Я зашла далеко, на окраину города. И дело, по которому я пришла, не выгорело, и жара истомила меня.

Кругом глухо, ни одного извозчика.

Но вот, дребезжа всем своим существом, подкатила одноклячная конка. Лошадь, белая, тощая, гремела костями и щелкала болтающимися постромками о свою сухую кожу. Зловеще моталась длинная белая морда.

— Измывайтесь, измывайтесь, а вот как сдохну на повороте, — все равно вылезете на улицу.

Безнадежно-унылый кондуктор подождал, пока я влезу, и безнадежно протрубил в медный рожок.

— Ррам-рра-ра!

И больно было в голове от этого резкого медного крика и от палящего солнца, ударявшего злым лучом по завитку трубы.

Внутри вагона было душно, пахло раскаленным утюгом.

Какая-то темная личность в фуражке с кокардой долго смотрела на меня мутными глазами и вдруг, словно поняла что-то, осклабилась, подсела и сказала, дыша мне в лицо соленым огурцом:

— Разрешите мне вам сопутствовать.

Я встала и вышла на площадку.

Конка остановилась, подождала встречного вагона и снова задребезжала.

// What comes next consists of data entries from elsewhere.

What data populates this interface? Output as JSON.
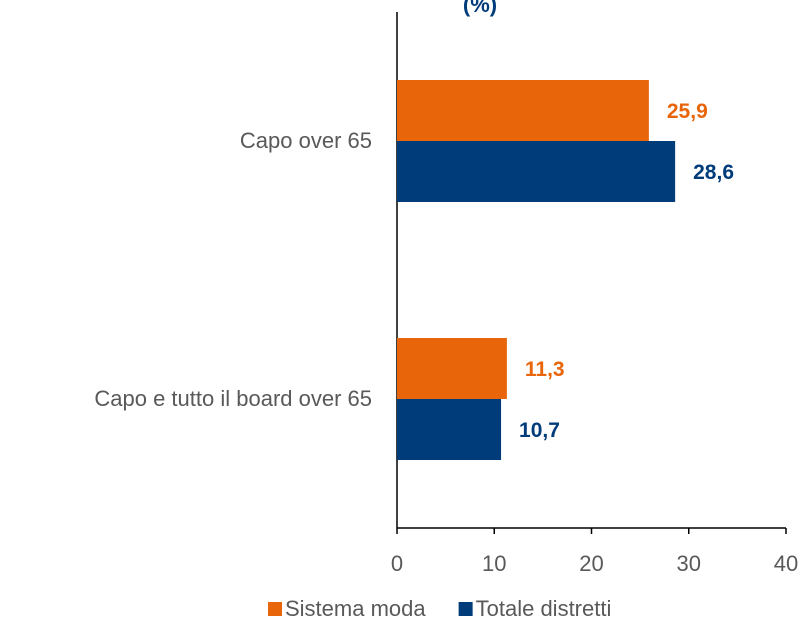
{
  "chart_data": {
    "type": "bar",
    "orientation": "horizontal",
    "title": "(%)",
    "categories": [
      "Capo over 65",
      "Capo e tutto il board over 65"
    ],
    "series": [
      {
        "name": "Sistema moda",
        "color": "#e8650a",
        "values": [
          25.9,
          11.3
        ],
        "value_labels": [
          "25,9",
          "11,3"
        ]
      },
      {
        "name": "Totale distretti",
        "color": "#003b7a",
        "values": [
          28.6,
          10.7
        ],
        "value_labels": [
          "28,6",
          "10,7"
        ]
      }
    ],
    "xlim": [
      0,
      40
    ],
    "xticks": [
      0,
      10,
      20,
      30,
      40
    ],
    "grid": false,
    "legend": "bottom"
  }
}
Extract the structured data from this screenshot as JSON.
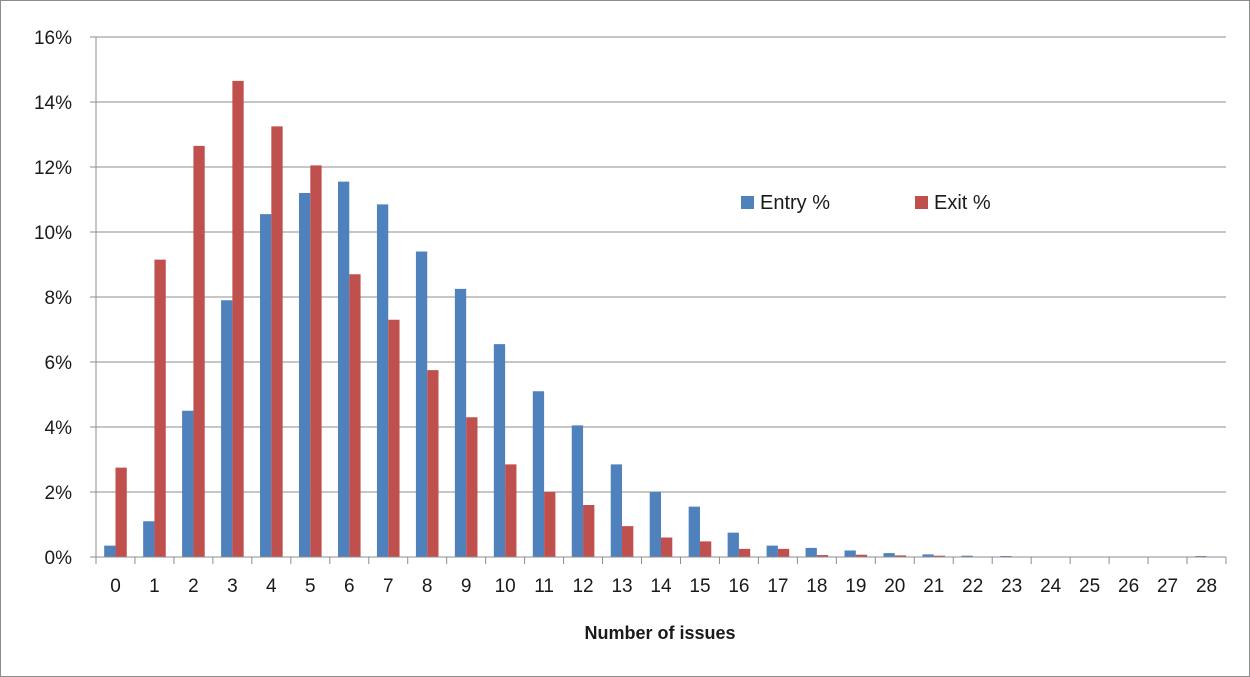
{
  "chart_data": {
    "type": "bar",
    "title": "",
    "xlabel": "Number of issues",
    "ylabel": "",
    "ylim": [
      0,
      16
    ],
    "y_ticks": [
      "0%",
      "2%",
      "4%",
      "6%",
      "8%",
      "10%",
      "12%",
      "14%",
      "16%"
    ],
    "y_tick_values": [
      0,
      2,
      4,
      6,
      8,
      10,
      12,
      14,
      16
    ],
    "y_unit": "%",
    "grid": true,
    "legend_position": "upper-right-inside",
    "categories": [
      "0",
      "1",
      "2",
      "3",
      "4",
      "5",
      "6",
      "7",
      "8",
      "9",
      "10",
      "11",
      "12",
      "13",
      "14",
      "15",
      "16",
      "17",
      "18",
      "19",
      "20",
      "21",
      "22",
      "23",
      "24",
      "25",
      "26",
      "27",
      "28"
    ],
    "series": [
      {
        "name": "Entry %",
        "color": "#4f81bd",
        "values": [
          0.35,
          1.1,
          4.5,
          7.9,
          10.55,
          11.2,
          11.55,
          10.85,
          9.4,
          8.25,
          6.55,
          5.1,
          4.05,
          2.85,
          2.0,
          1.55,
          0.75,
          0.35,
          0.28,
          0.2,
          0.12,
          0.08,
          0.04,
          0.03,
          0.0,
          0.0,
          0.0,
          0.0,
          0.03
        ]
      },
      {
        "name": "Exit %",
        "color": "#c0504d",
        "values": [
          2.75,
          9.15,
          12.65,
          14.65,
          13.25,
          12.05,
          8.7,
          7.3,
          5.75,
          4.3,
          2.85,
          2.0,
          1.6,
          0.95,
          0.6,
          0.48,
          0.25,
          0.25,
          0.06,
          0.07,
          0.05,
          0.04,
          0.0,
          0.0,
          0.0,
          0.0,
          0.0,
          0.0,
          0.0
        ]
      }
    ]
  }
}
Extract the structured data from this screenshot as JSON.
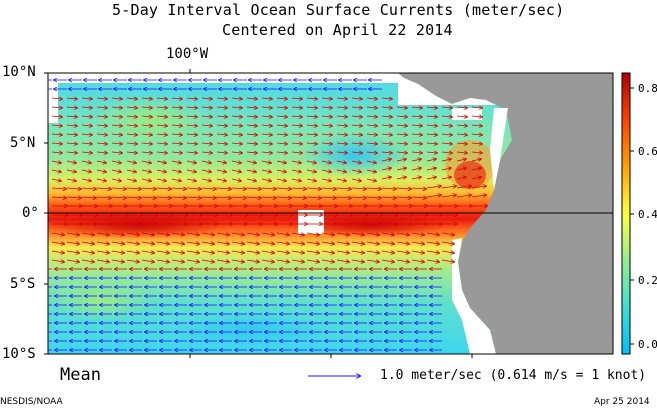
{
  "title": {
    "line1": "5-Day Interval Ocean Surface Currents (meter/sec)",
    "line2": "Centered on April 22 2014"
  },
  "axes": {
    "top_label": "100°W",
    "lat_labels": [
      "10°N",
      "5°N",
      "0°",
      "5°S",
      "10°S"
    ]
  },
  "colorbar": {
    "ticks": [
      "0.8",
      "0.6",
      "0.4",
      "0.2",
      "0.0"
    ],
    "range": [
      -0.05,
      0.85
    ],
    "colors": [
      "#00bfff",
      "#40e0d0",
      "#90ee90",
      "#ffff40",
      "#ffa500",
      "#ff4500",
      "#b00000"
    ]
  },
  "footer": {
    "mean_label": "Mean",
    "reference_arrow": "1.0 meter/sec  (0.614 m/s = 1 knot)",
    "credit": "NESDIS/NOAA",
    "date": "Apr 25 2014"
  },
  "colors": {
    "land": "#999999",
    "arrow": "#dd0000",
    "arrow_blue": "#1a1aff",
    "missing": "#ffffff"
  }
}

А на тротуаре стояла маленькая девочка и смотрела нам вслед круглыми голубыми глазами, удивленно и восторженно.

И вдруг я вспомнила.

«Мы будем ездить на конке. Мы будем, будем, будем счастливыми!»

Ведь я, значит, счастливая! Я еду на конке и могу познакомиться со всеми пассажирами, и кондуктор трубит, и горит солнце на его рожке.

Я счастлива! Я счастлива!

Но где она, та маленькая девочка в большом темном зале, придумавшая для меня это счастье? Если бы я могла найти ее и рассказать ей, — она бы обрадовалась.

Как страшно, что никогда не найду ее, что нет ее больше, и никогда не будет ее, самой мне родной и близкой, — меня самой.

А я живу...

Чёртик в баночке (Вербная сказка)

Я помню.

Мне тогда было семь лет.

Все предметы были тогда большие-большие, дни длинные, а жизнь — бесконечная.

И радости этой жизни были внесомненные, цельные и яркие.

Была весна.

Горело солнце за окном, уходило рано и, уходя, обещало, краснея:

— Завтра останусь дольше.

Вот принесли освященные вербы.

Вербный праздник лучше зеленого. В нем радость весны обещанная, а там — свершившаяся.

Погладить твердый ласковый пушок и тихонько разломать. В нем зеленая почечка.

— Будет весна! Будет!

В Вербное воскресенье принесли мне с базара чертика в баночке.

Прижимать нужно было тонкую резиновую пленочку, и он танцевал.

Смешной чертик. Веселый. Сам синий, язык длинный, красный, а на голом животе зеленые пуговицы.